Mumbai: The Chougules, promoters of India’s oldest winery Indage Vintners Ltd (IVL), are looking to spin off their wine business into a new company in which they will sell an equal stake to a Japanese wine and spirits company, according to two people familiar with the discussions between the two companies.
The two, who did not want to be identified because the deal is still in the making, declined to name the Japanese firm.
The new company will issue fresh shares to the Japanese partner to raise at least $120 million (Rs564 crore), one of the persons said.
The structure is contemplated in such a way that both companies will own equal stake, with the public also owning some shares, this person added.
Mint couldn’t immediately ascertain the reason for the restructuring and sale. “We will be unable to comment on this,” Madhu Joshi, senior manager (public relations and communication) at IVL, said in response to an email questionnaire.
The deal between IVL, which makes the Rivera brand of wines, and the Japanese firm could be finalized in around a month, the first person said.
Keynote Corporate Services Ltd, a Mumbai-based investment bank, is advising the Chougules.
After the restructuring, IVL will be left with its restaurant, hotels, construction and retail businesses. The Chougule family currently owns around 28% in the company, which was founded in 1982 by chairman Sham G. Chougule.

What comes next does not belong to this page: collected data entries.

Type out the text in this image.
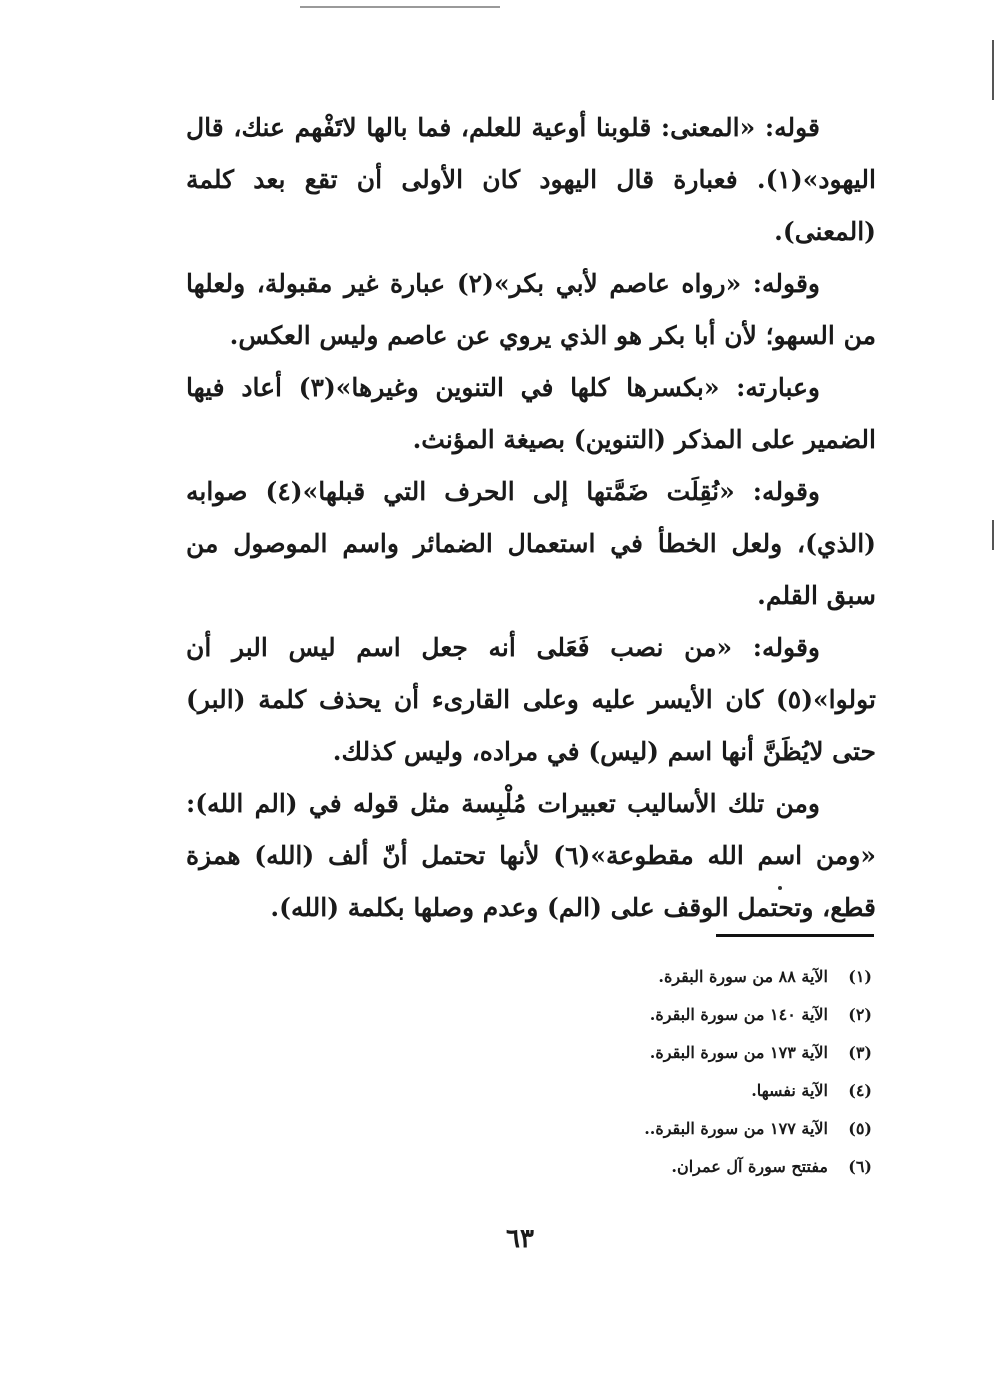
قوله: «المعنى: قلوبنا أوعية للعلم، فما بالها لاتَفْهم عنك، قال اليهود»(١). فعبارة قال اليهود كان الأولى أن تقع بعد كلمة (المعنى).

وقوله: «رواه عاصم لأبي بكر»(٢) عبارة غير مقبولة، ولعلها من السهو؛ لأن أبا بكر هو الذي يروي عن عاصم وليس العكس.

وعبارته: «بكسرها كلها في التنوين وغيرها»(٣) أعاد فيها الضمير على المذكر (التنوين) بصيغة المؤنث.

وقوله: «نُقِلَت ضَمَّتها إلى الحرف التي قبلها»(٤) صوابه (الذي)، ولعل الخطأ في استعمال الضمائر واسم الموصول من سبق القلم.

وقوله: «من نصب فَعَلى أنه جعل اسم ليس البر أن تولوا»(٥) كان الأيسر عليه وعلى القارىء أن يحذف كلمة (البر) حتى لايُظَنَّ أنها اسم (ليس) في مراده، وليس كذلك.

ومن تلك الأساليب تعبيرات مُلْبِسة مثل قوله في (الم الله): «ومن اسم الله مقطوعة»(٦) لأنها تحتمل أنّ ألف (الله) همزة قطع، وتحتمل الوقف على (الم) وعدم وصلها بكلمة (الله).

(١)الآية ٨٨ من سورة البقرة.
(٢)الآية ١٤٠ من سورة البقرة.
(٣)الآية ١٧٣ من سورة البقرة.
(٤)الآية نفسها.
(٥)الآية ١٧٧ من سورة البقرة..
(٦)مفتتح سورة آل عمران.
٦٣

Institutions own one-third of the company, the public 18% and others 38%.
IVL returned a net profit of Rs38.8 crore on revenue of Rs405.5 crore in the year to March 2008. On Monday, shares of IVL closed at Rs95.15 each, significantly down from their 52-week high of Rs584 touched last June on the Bombay Stock Exchange.
The Indian wine industry is dominated by three domestic wineries—Indage, Sula Vineyards and Grover Vineyards—that control 90% of the market. The rest of the market is split between three international ones—Moët Hennessey, E&J Gallo Winery and Howling Wolves Wine Group.
High marketing costs, low volumes and high tariffs on imported wines have hit the industry that has grown by a compounded annual rate of 25-30% a year over the past three years, write Aakash Singh Rathore and Sameer Bagul, wine experts who run the website www.indiawine.com. Maharashtra, for instance, imposes a 200% tariff on imported wines, while most other states charge about 150%.
Alok Chandra, chief wine consultant and founder of Bangalore-based wine consulting firm Gryphon Brands Inc., said Maharashtra, Goa and Karnataka, states that see the consumption of the most wine, levy heavy taxes that have retarded the growth of the wine sector.
Sales have dropped 20% to 800,000 cases in the fiscal year ended March 2009 from 1 million cases the previous fiscal year, he added.
Joshi listed profitability and access to finance as the two main challenges in the wine business.